Search code examples
azureazure-storageazure-data-lakeazure-databricks

Azure Data Lake Gen2 vs Storage account


I have a requirement to process some big data and planning to deploy Databricks cluster & a storage technology. Currently evaluating Data Lake Gen2 which supports both object and file storage. The storage account (blob, file, table, queue) also has similar capabilities which can handle both file based and object based storage requirements. I am bit puzzled to go for an option because of these similarities. Can someone clarify the following questions please?

  1. Except HDFS support, what else is a significant feature that I should use Data Lake Gen2 against Storage Account?
  2. Storage Account v2 with Hierarchical namespace enabled == Data Lake Gen2. If so, can I use File System to create file shares and mount them in my VM as like Storage acc's File system?
  3. For accessing data from Databricks, which one of these two will be better for big data workloads. I can see Storage account can also be mounted as DBFS which can still leverage the distributed processing.

Solution

  • Except HDFS support, what else is a significant feature that I should use Data Lake Gen2 against Storage Account?

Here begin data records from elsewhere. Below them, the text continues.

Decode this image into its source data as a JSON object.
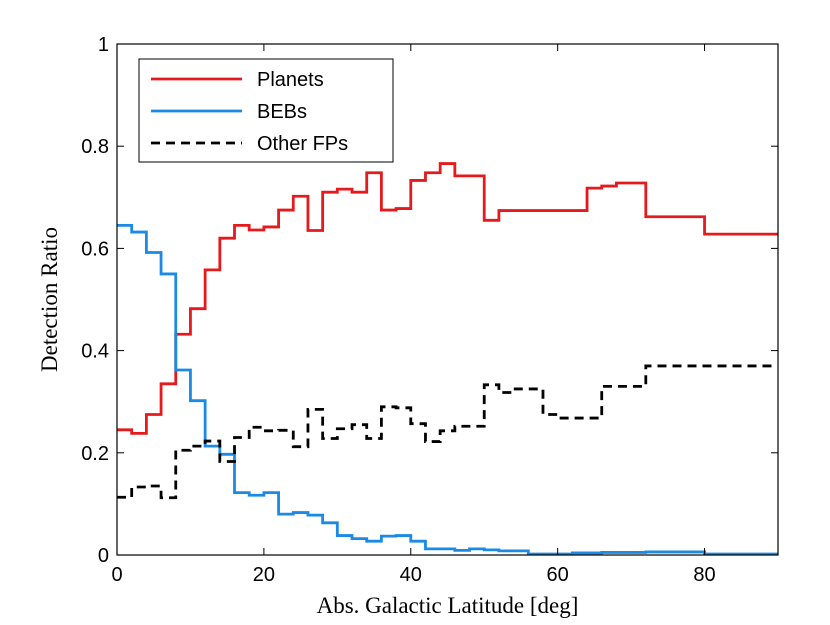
{
  "chart_data": {
    "type": "line",
    "step": true,
    "xlabel": "Abs. Galactic Latitude [deg]",
    "ylabel": "Detection Ratio",
    "xlim": [
      0,
      90
    ],
    "ylim": [
      0,
      1
    ],
    "xticks": [
      0,
      20,
      40,
      60,
      80
    ],
    "yticks": [
      0,
      0.2,
      0.4,
      0.6,
      0.8,
      1
    ],
    "xtick_labels": [
      "0",
      "20",
      "40",
      "60",
      "80"
    ],
    "ytick_labels": [
      "0",
      "0.2",
      "0.4",
      "0.6",
      "0.8",
      "1"
    ],
    "grid": false,
    "legend_position": "top-left",
    "series": [
      {
        "name": "Planets",
        "color": "#e41a1c",
        "style": "solid",
        "x": [
          0,
          2,
          4,
          6,
          8,
          10,
          12,
          14,
          16,
          18,
          20,
          22,
          24,
          26,
          28,
          30,
          32,
          34,
          36,
          38,
          40,
          42,
          44,
          46,
          48,
          50,
          52,
          54,
          56,
          58,
          60,
          62,
          64,
          66,
          68,
          70,
          72,
          74,
          76,
          78,
          80,
          82,
          84,
          86,
          88,
          90
        ],
        "y": [
          0.245,
          0.238,
          0.275,
          0.335,
          0.432,
          0.482,
          0.558,
          0.62,
          0.645,
          0.636,
          0.642,
          0.675,
          0.702,
          0.635,
          0.71,
          0.716,
          0.71,
          0.748,
          0.675,
          0.678,
          0.733,
          0.748,
          0.766,
          0.742,
          0.742,
          0.655,
          0.674,
          0.674,
          0.674,
          0.674,
          0.674,
          0.674,
          0.718,
          0.722,
          0.728,
          0.728,
          0.662,
          0.662,
          0.662,
          0.662,
          0.628,
          0.628,
          0.628,
          0.628,
          0.628,
          0.628
        ]
      },
      {
        "name": "BEBs",
        "color": "#1a8ae5",
        "style": "solid",
        "x": [
          0,
          2,
          4,
          6,
          8,
          10,
          12,
          14,
          16,
          18,
          20,
          22,
          24,
          26,
          28,
          30,
          32,
          34,
          36,
          38,
          40,
          42,
          44,
          46,
          48,
          50,
          52,
          54,
          56,
          58,
          60,
          62,
          64,
          66,
          68,
          70,
          72,
          74,
          76,
          78,
          80,
          82,
          84,
          86,
          88,
          90
        ],
        "y": [
          0.645,
          0.632,
          0.592,
          0.55,
          0.362,
          0.302,
          0.213,
          0.197,
          0.122,
          0.117,
          0.122,
          0.08,
          0.083,
          0.078,
          0.063,
          0.038,
          0.032,
          0.027,
          0.037,
          0.038,
          0.027,
          0.012,
          0.012,
          0.009,
          0.012,
          0.01,
          0.008,
          0.008,
          0.002,
          0.002,
          0.002,
          0.004,
          0.004,
          0.005,
          0.005,
          0.005,
          0.006,
          0.006,
          0.006,
          0.006,
          0.002,
          0.002,
          0.002,
          0.002,
          0.002,
          0.002
        ]
      },
      {
        "name": "Other FPs",
        "color": "#000000",
        "style": "dashed",
        "x": [
          0,
          2,
          4,
          6,
          8,
          10,
          12,
          14,
          16,
          18,
          20,
          22,
          24,
          26,
          28,
          30,
          32,
          34,
          36,
          38,
          40,
          42,
          44,
          46,
          48,
          50,
          52,
          54,
          56,
          58,
          60,
          62,
          64,
          66,
          68,
          70,
          72,
          74,
          76,
          78,
          80,
          82,
          84,
          86,
          88,
          90
        ],
        "y": [
          0.113,
          0.133,
          0.135,
          0.112,
          0.205,
          0.213,
          0.223,
          0.183,
          0.23,
          0.25,
          0.243,
          0.244,
          0.212,
          0.285,
          0.228,
          0.247,
          0.255,
          0.228,
          0.29,
          0.288,
          0.257,
          0.222,
          0.243,
          0.252,
          0.252,
          0.333,
          0.318,
          0.325,
          0.325,
          0.275,
          0.268,
          0.268,
          0.268,
          0.33,
          0.33,
          0.33,
          0.37,
          0.37,
          0.37,
          0.37,
          0.37,
          0.37,
          0.37,
          0.37,
          0.37,
          0.37
        ]
      }
    ]
  }
}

    Answer: There're also other benefits. In short, the benefits are Performance / Management / Security as well it's cost. For more details, you can refer to this official article.

    Storage Account v2 with Hierarchical namespace enabled == Data Lake Gen2. If so, can I use File System to create file shares and mount them in my VM as like Storage acc's File system?

    Answer: Of course, the ADLS Gen2 supports file shares mount as the blob storage does.

    For accessing data from Databricks, which one of these two will be better for big data workloads. I can see Storage account can also be mounted as DBFS which can still leverage the distributed processing.

    Answer: ADLS Gen2 can also be mounted as DBFS. And as per Answer 1, the better one should be ADLS Gen2.